The U.S. civil societies and human rights organization officials say the human rights situation in Cambodia still remain to be a concern and warn that the international communities should continue to monitor it closely.
The International Republican Institute (IRI), the National Democratic Institute (NDI), and the Amnesty International express their concern during the two-week visit to the United States of Mr. Kem Sokha, director of the Cambodia Center for Human Rights (CCHR), and Mr. Pa Nguon Teang, CCHR deputy director. The two men have just been released from prison.
In the meeting organized by the US congressional human rights caucus on the update of human rights situation in Cambodia, Mr. T. Kumar, Asia and Pacific Advocacy Director of Amnesty International, says that not only are the Cambodian people prevented from expressing their opinions, but the U.N. special envoy on human rights in Cambodia is also barred from reporting about his concerns on human rights situation in Cambodia.

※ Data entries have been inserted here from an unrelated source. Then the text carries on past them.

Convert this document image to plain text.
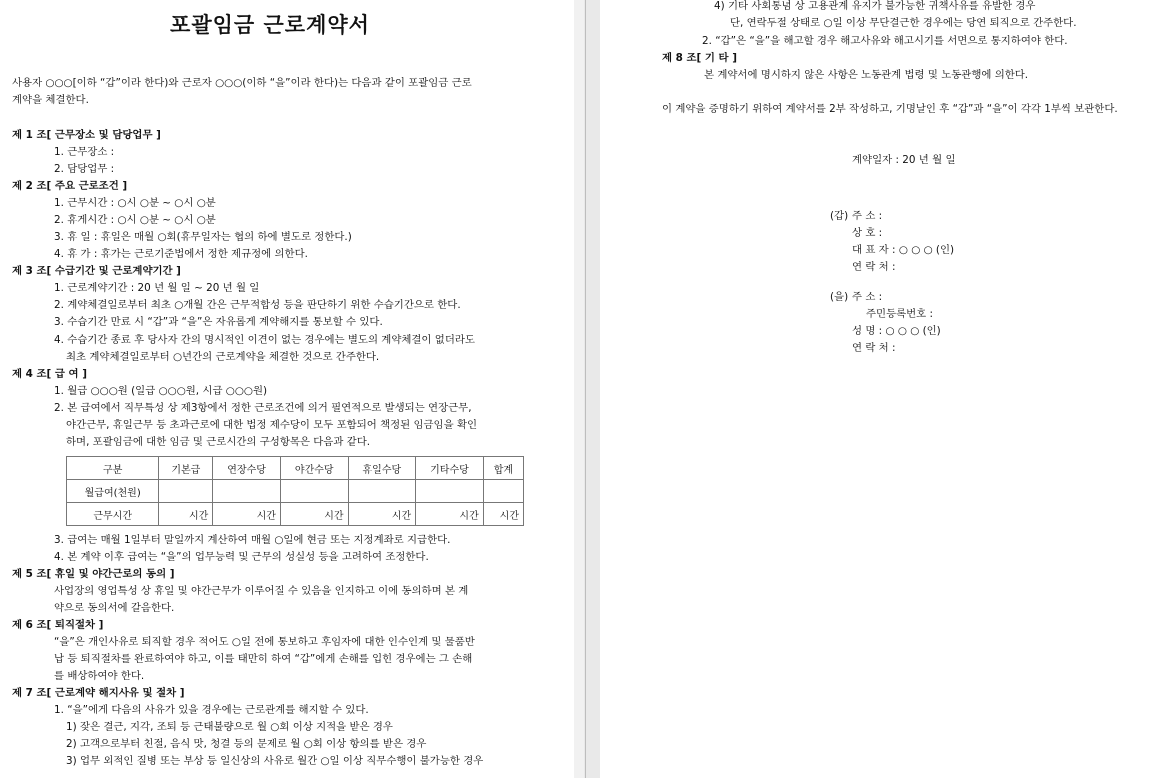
포괄임금 근로계약서
사용자 ○○○[이하 “갑”이라 한다)와 근로자 ○○○(이하 “을”이라 한다)는 다음과 같이 포괄임금 근로
계약을 체결한다.
제 1 조[ 근무장소 및 담당업무 ]
1. 근무장소 :
2. 담당업무 :
제 2 조[ 주요 근로조건 ]
1. 근무시간 : ○시 ○분 ~ ○시 ○분
2. 휴게시간 : ○시 ○분 ~ ○시 ○분
3. 휴 일 : 휴일은 매월 ○회(휴무일자는 협의 하에 별도로 정한다.)
4. 휴 가 : 휴가는 근로기준법에서 정한 제규정에 의한다.
제 3 조[ 수급기간 및 근로계약기간 ]
1. 근로계약기간 : 20 년 월 일 ~ 20 년 월 일
2. 계약체결일로부터 최초 ○개월 간은 근무적합성 등을 판단하기 위한 수습기간으로 한다.
3. 수습기간 만료 시 “갑”과 “을”은 자유롭게 계약해지를 통보할 수 있다.
4. 수습기간 종료 후 당사자 간의 명시적인 이견이 없는 경우에는 별도의 계약체결이 없더라도
최초 계약체결일로부터 ○년간의 근로계약을 체결한 것으로 간주한다.
제 4 조[ 급 여 ]
1. 월급 ○○○원 (일급 ○○○원, 시급 ○○○원)
2. 본 급여에서 직무특성 상 제3항에서 정한 근로조건에 의거 필연적으로 발생되는 연장근무,
야간근무, 휴일근무 등 초과근로에 대한 법정 제수당이 모두 포함되어 책정된 임금임을 확인
하며, 포괄임금에 대한 임금 및 근로시간의 구성항목은 다음과 같다.
구분	기본급	연장수당	야간수당	휴일수당	기타수당	합계
월급여(천원)						
근무시간	시간	시간	시간	시간	시간	시간
3. 급여는 매월 1일부터 말일까지 계산하여 매월 ○일에 현금 또는 지정계좌로 지급한다.
4. 본 계약 이후 급여는 “을”의 업무능력 및 근무의 성실성 등을 고려하여 조정한다.
제 5 조[ 휴일 및 야간근로의 동의 ]
사업장의 영업특성 상 휴일 및 야간근무가 이루어질 수 있음을 인지하고 이에 동의하며 본 계
약으로 동의서에 갈음한다.
제 6 조[ 퇴직절차 ]
“을”은 개인사유로 퇴직할 경우 적어도 ○일 전에 통보하고 후임자에 대한 인수인계 및 물품반
납 등 퇴직절차를 완료하여야 하고, 이를 태만히 하여 “갑”에게 손해를 입힌 경우에는 그 손해
를 배상하여야 한다.
제 7 조[ 근로계약 해지사유 및 절차 ]
1. “을”에게 다음의 사유가 있을 경우에는 근로관계를 해지할 수 있다.
1) 잦은 결근, 지각, 조퇴 등 근태불량으로 월 ○회 이상 지적을 받은 경우
2) 고객으로부터 친절, 음식 맛, 청결 등의 문제로 월 ○회 이상 항의를 받은 경우
3) 업무 외적인 질병 또는 부상 등 일신상의 사유로 월간 ○일 이상 직무수행이 불가능한 경우
4) 기타 사회통념 상 고용관계 유지가 불가능한 귀책사유를 유발한 경우
단, 연락두절 상태로 ○일 이상 무단결근한 경우에는 당연 퇴직으로 간주한다.
2. “갑”은 “을”을 해고할 경우 해고사유와 해고시기를 서면으로 통지하여야 한다.
제 8 조[ 기 타 ]
본 계약서에 명시하지 않은 사항은 노동관계 법령 및 노동관행에 의한다.
이 계약을 증명하기 위하여 계약서를 2부 작성하고, 기명날인 후 “갑”과 “을”이 각각 1부씩 보관한다.
계약일자 : 20 년 월 일
(갑) 주 소 :
상 호 :
대 표 자 : ○ ○ ○ (인)
연 락 처 :
(을) 주 소 :
주민등록번호 :
성 명 : ○ ○ ○ (인)
연 락 처 :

Mr. Kumar is referring to the recent criticism of Prime Minsiter Hun Sen on UN human rights special representative Yash Ghai. Mr. Kumar says what the international community do is to point out these issues, and support those who work with human rights issues such as Mr. Kem Sokha and the others.
Ms. Cynthia R. Bunton director of IRI's Asia Division agrees to continue its aid to the CCHR. Ms. Raissa Tatad-Hazell NDI's senior program manager Asia division expresses concerns about the government's pressure on the opposition.
Both institutions say will try to push democracy advocate groups to push the Cambodian government to implement basic human rights.